Needed: a breath of fresh air
Conversation has started in Granite Quarry about whether the town should go to tobacco-free parks. On the surface, it seems as though that should be an easy decision for aldermen to reach. Parks are supposed to be healthy places for exercise, play and social interaction. Smoking or having to breathe in secondhand smoke doesn’t seem to fit the reason we have parks in the first place.
Still, this kind of proposal always prompts protests of government overreaction or government overreach into the lives and freedoms of private individuals. The argument goes that even though 79 percent of Rowan County residents don’t smoke, more than 20 percent do, and those residents should be able to light up a cigarette, cigar or pipe in the great, wide, open-air spaces of parks.
People have the right — God-given or constitutionally — to smoke anywhere outside, the reasoning continues. First, the Constitution doesn’t mention any rights connected to smoking, and couldn’t you flip that argument around and say everyone has the right to breathe clean air in public places?
Granite Quarry should make its parks tobacco-free, as the municipalities of Salisbury, Spencer, East Spencer and Rockwell already have done. The time and cost savings alone from not having to clean up cigarette butts should be justification enough for any fiscally minded town board.
But local government also should put a priority on protecting its residents from known health hazards, which smoking and secondhand smoke are. Health officials say the cost of healthcare and lost production in North Carolina due to smoking is $3.81 billion.
The toll smoking is taking on young people in North Carolina is considerable. Some 78,000 high school students are smokers, and there are 8,700 kids under 18 who become new daily smokers each year. Smokers under 18 are buying 16 million packs of cigarettes annually.

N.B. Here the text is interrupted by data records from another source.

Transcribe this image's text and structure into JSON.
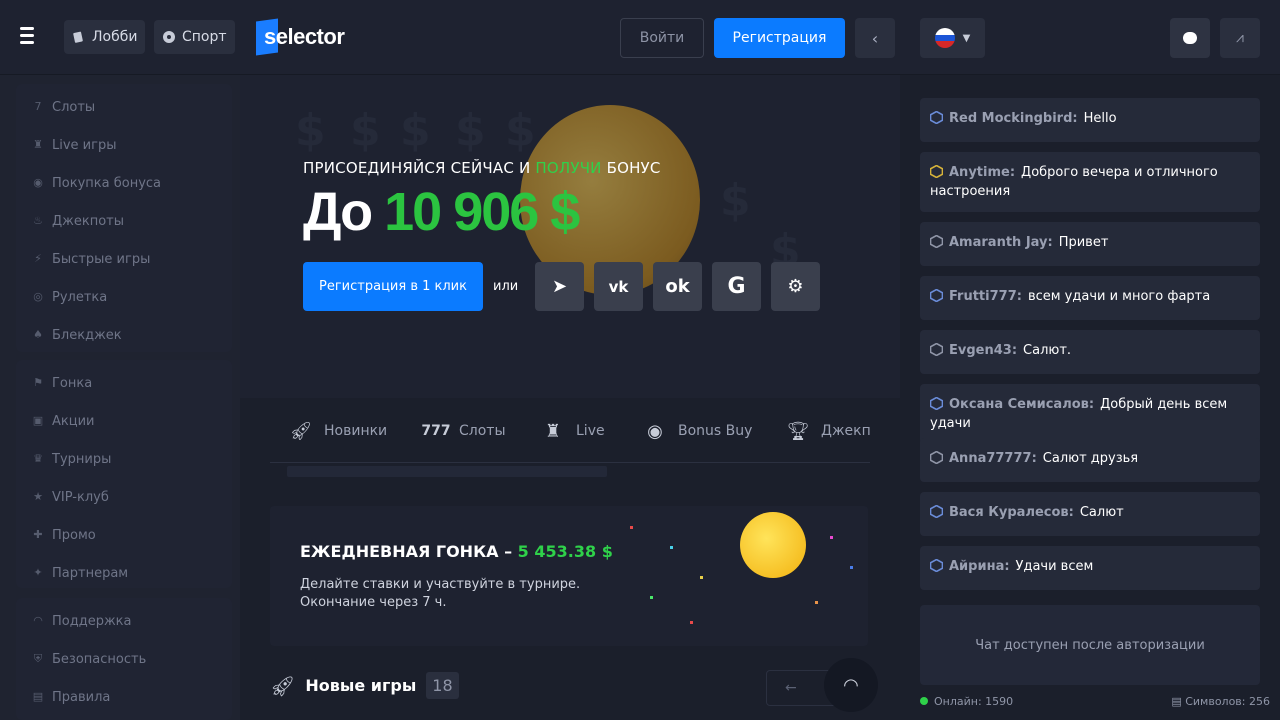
{
  "header": {
    "lobby_label": "Лобби",
    "sport_label": "Спорт",
    "logo_text": "selector",
    "login_label": "Войти",
    "register_label": "Регистрация"
  },
  "sidebar": {
    "group1": [
      {
        "label": "Слоты",
        "icon": "slots-icon"
      },
      {
        "label": "Live игры",
        "icon": "live-icon"
      },
      {
        "label": "Покупка бонуса",
        "icon": "bonus-buy-icon"
      },
      {
        "label": "Джекпоты",
        "icon": "jackpot-icon"
      },
      {
        "label": "Быстрые игры",
        "icon": "fast-games-icon"
      },
      {
        "label": "Рулетка",
        "icon": "roulette-icon"
      },
      {
        "label": "Блекджек",
        "icon": "blackjack-icon"
      }
    ],
    "group2": [
      {
        "label": "Гонка",
        "icon": "race-icon"
      },
      {
        "label": "Акции",
        "icon": "promotions-icon"
      },
      {
        "label": "Турниры",
        "icon": "tournaments-icon"
      },
      {
        "label": "VIP-клуб",
        "icon": "vip-icon"
      },
      {
        "label": "Промо",
        "icon": "promo-icon"
      },
      {
        "label": "Партнерам",
        "icon": "partners-icon"
      }
    ],
    "group3": [
      {
        "label": "Поддержка",
        "icon": "support-icon"
      },
      {
        "label": "Безопасность",
        "icon": "security-icon"
      },
      {
        "label": "Правила",
        "icon": "rules-icon"
      }
    ]
  },
  "hero": {
    "subtitle_a": "ПРИСОЕДИНЯЙСЯ СЕЙЧАС И ",
    "subtitle_b": "ПОЛУЧИ",
    "subtitle_c": " БОНУС",
    "big_a": "До ",
    "big_b": "10 906 $",
    "cta_label": "Регистрация в 1 клик",
    "or_label": "или",
    "social": [
      "telegram-icon",
      "vk-icon",
      "odnoklassniki-icon",
      "google-icon",
      "steam-icon"
    ]
  },
  "tabs": [
    {
      "label": "Новинки",
      "icon": "rocket-icon"
    },
    {
      "label": "Слоты",
      "icon": "slots-icon"
    },
    {
      "label": "Live",
      "icon": "live-icon"
    },
    {
      "label": "Bonus Buy",
      "icon": "bonus-buy-icon"
    },
    {
      "label": "Джекпо",
      "icon": "trophy-icon"
    }
  ],
  "race": {
    "title_a": "ЕЖЕДНЕВНАЯ ГОНКА – ",
    "title_b": "5 453.38 $",
    "desc1": "Делайте ставки и участвуйте в турнире.",
    "desc2": "Окончание через 7 ч."
  },
  "new_games": {
    "label": "Новые игры",
    "count": "18"
  },
  "chat": {
    "messages": [
      {
        "name": "Red Mockingbird:",
        "text": "Hello",
        "badge": "#6a8cd8"
      },
      {
        "name": "Anytime:",
        "text": "Доброго вечера и отличного настроения",
        "badge": "#d6b33a"
      },
      {
        "name": "Amaranth Jay:",
        "text": "Привет",
        "badge": "#8f95a7"
      },
      {
        "name": "Frutti777:",
        "text": "всем удачи и много фарта",
        "badge": "#6a8cd8"
      },
      {
        "name": "Evgen43:",
        "text": "Салют.",
        "badge": "#8f95a7"
      },
      {
        "name": "Оксана Семисалов:",
        "text": "Добрый день всем удачи",
        "badge": "#6a8cd8"
      },
      {
        "name": "Anna77777:",
        "text": "Салют друзья",
        "badge": "#8f95a7"
      },
      {
        "name": "Вася Куралесов:",
        "text": "Салют",
        "badge": "#6a8cd8"
      },
      {
        "name": "Айрина:",
        "text": "Удачи всем",
        "badge": "#6a8cd8"
      }
    ],
    "locked_text": "Чат доступен после авторизации",
    "online_label": "Онлайн: 1590",
    "symbols_label": "Символов: 256"
  },
  "colors": {
    "accent": "#0b7bff",
    "green": "#2fd14a",
    "bg": "#1b1f2b"
  }
}
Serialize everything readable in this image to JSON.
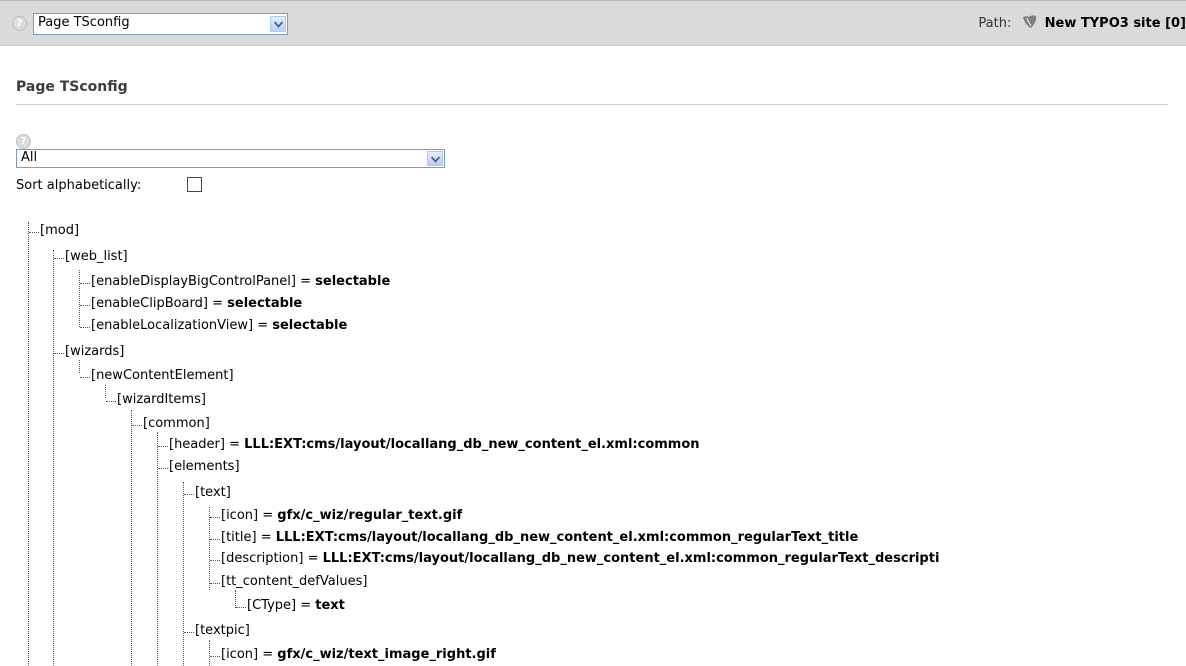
{
  "topbar": {
    "function_select": "Page TSconfig",
    "path_label": "Path:",
    "site_name": "New TYPO3 site [0]"
  },
  "page_title": "Page TSconfig",
  "filter": {
    "select_value": "All",
    "sort_label": "Sort alphabetically:"
  },
  "tree": [
    {
      "key": "[mod]",
      "value": ""
    },
    {
      "key": "[web_list]",
      "value": ""
    },
    {
      "key": "[enableDisplayBigControlPanel]",
      "value": "selectable"
    },
    {
      "key": "[enableClipBoard]",
      "value": "selectable"
    },
    {
      "key": "[enableLocalizationView]",
      "value": "selectable"
    },
    {
      "key": "[wizards]",
      "value": ""
    },
    {
      "key": "[newContentElement]",
      "value": ""
    },
    {
      "key": "[wizardItems]",
      "value": ""
    },
    {
      "key": "[common]",
      "value": ""
    },
    {
      "key": "[header]",
      "value": "LLL:EXT:cms/layout/locallang_db_new_content_el.xml:common"
    },
    {
      "key": "[elements]",
      "value": ""
    },
    {
      "key": "[text]",
      "value": ""
    },
    {
      "key": "[icon]",
      "value": "gfx/c_wiz/regular_text.gif"
    },
    {
      "key": "[title]",
      "value": "LLL:EXT:cms/layout/locallang_db_new_content_el.xml:common_regularText_title"
    },
    {
      "key": "[description]",
      "value": "LLL:EXT:cms/layout/locallang_db_new_content_el.xml:common_regularText_descripti"
    },
    {
      "key": "[tt_content_defValues]",
      "value": ""
    },
    {
      "key": "[CType]",
      "value": "text"
    },
    {
      "key": "[textpic]",
      "value": ""
    },
    {
      "key": "[icon]",
      "value": "gfx/c_wiz/text_image_right.gif"
    }
  ]
}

What this means is there will be 180,000 people now under 18 who will ultimately die prematurely from smoking in North Carolina. That isn’t acceptable.
The last time we checked, a lot of kids use public parks and playgrounds. Granite Quarry — and Rowan County, for that matter — should set a good example and at least make their parks places to breathe in smoke-free, chemical-free air. At least do it for the kids.